Items 1–9 and Item 11
Items 1 through 9 and item 11 are hereby amended and supplemented to include the following:
“At one minute after 11:59 p.m. Eastern Time on July 1, 2019, the Offer expired as scheduled and was not extended. Purchaser was advised by the Depositary and Paying Agent that, as of the Expiration Date, a total of 23,640,724 Shares (excluding Shares delivered pursuant to notice of guaranteed delivery procedures) were validly tendered in, and not withdrawn from, the Offer, representing approximately 78.4% of Shares then outstanding on a fully diluted basis (as determined pursuant to the Merger Agreement). In addition, Notices of Guaranteed Delivery had been delivered with respect to 487,177 additional Shares, together with all other Shares validly tendered in, and not withdrawn from, the Offer, representing approximately 79.9% of Shares then outstanding on a fully diluted basis (as determined pursuant to the Merger Agreement). The number of Shares tendered pursuant to the Offer (excluding Shares delivered pursuant to notice of guaranteed delivery procedures) satisfied the Minimum Condition. Accordingly, all conditions to the Offer having been satisfied, Purchaser accepted for payment, and expects to promptly pay for, all Shares validly tendered in, and not withdrawn from, the Offer.
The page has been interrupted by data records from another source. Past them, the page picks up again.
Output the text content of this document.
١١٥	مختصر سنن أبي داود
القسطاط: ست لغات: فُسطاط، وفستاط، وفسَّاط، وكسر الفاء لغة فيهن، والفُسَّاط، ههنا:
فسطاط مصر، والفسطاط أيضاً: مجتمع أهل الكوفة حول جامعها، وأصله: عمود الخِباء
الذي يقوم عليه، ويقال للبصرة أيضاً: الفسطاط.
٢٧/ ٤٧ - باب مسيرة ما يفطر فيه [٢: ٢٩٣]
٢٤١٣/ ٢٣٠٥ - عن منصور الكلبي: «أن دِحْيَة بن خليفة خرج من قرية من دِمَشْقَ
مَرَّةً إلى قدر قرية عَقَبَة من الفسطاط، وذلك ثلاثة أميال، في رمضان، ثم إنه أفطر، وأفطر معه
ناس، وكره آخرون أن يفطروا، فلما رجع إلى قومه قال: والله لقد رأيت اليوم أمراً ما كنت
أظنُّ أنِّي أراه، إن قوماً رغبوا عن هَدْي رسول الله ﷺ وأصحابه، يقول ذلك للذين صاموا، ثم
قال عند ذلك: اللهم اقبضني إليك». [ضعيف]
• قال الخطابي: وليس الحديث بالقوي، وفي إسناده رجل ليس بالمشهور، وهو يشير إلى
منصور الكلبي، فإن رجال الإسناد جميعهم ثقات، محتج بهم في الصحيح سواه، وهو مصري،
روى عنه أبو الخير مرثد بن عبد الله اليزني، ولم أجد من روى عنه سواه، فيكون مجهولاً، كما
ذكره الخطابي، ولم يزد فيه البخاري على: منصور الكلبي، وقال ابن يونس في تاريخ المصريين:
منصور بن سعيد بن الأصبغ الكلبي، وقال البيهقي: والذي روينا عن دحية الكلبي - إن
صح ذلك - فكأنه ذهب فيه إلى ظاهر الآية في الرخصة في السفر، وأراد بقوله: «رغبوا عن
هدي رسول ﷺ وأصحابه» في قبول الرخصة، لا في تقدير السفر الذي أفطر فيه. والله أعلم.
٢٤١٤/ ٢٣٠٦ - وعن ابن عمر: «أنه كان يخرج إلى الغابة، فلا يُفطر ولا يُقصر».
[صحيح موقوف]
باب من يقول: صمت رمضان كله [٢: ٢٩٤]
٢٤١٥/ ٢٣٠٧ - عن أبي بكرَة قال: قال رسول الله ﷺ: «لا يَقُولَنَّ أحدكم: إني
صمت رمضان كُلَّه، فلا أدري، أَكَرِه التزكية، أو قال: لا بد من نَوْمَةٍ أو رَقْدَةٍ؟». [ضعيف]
The Merger is expected to be completed under Section 251(h) of the DGCL on July 2, 2019. At the Effective Time, each Share issued and outstanding immediately prior to the Effective Time and not tendered pursuant to the Offer (other than (A) the Excluded Shares and (B) the Dissenting Shares) will be cancelled and extinguished and automatically converted into the right to receive an amount in cash equal to the Offer Price without interest thereon and less any applicable withholding taxes. In addition, at the Effective Time, each share of Purchaser common stock that was outstanding immediately prior to the Effective Time will be converted into one validly issued, fully paid and non assessable share of common stock of the Surviving Corporation.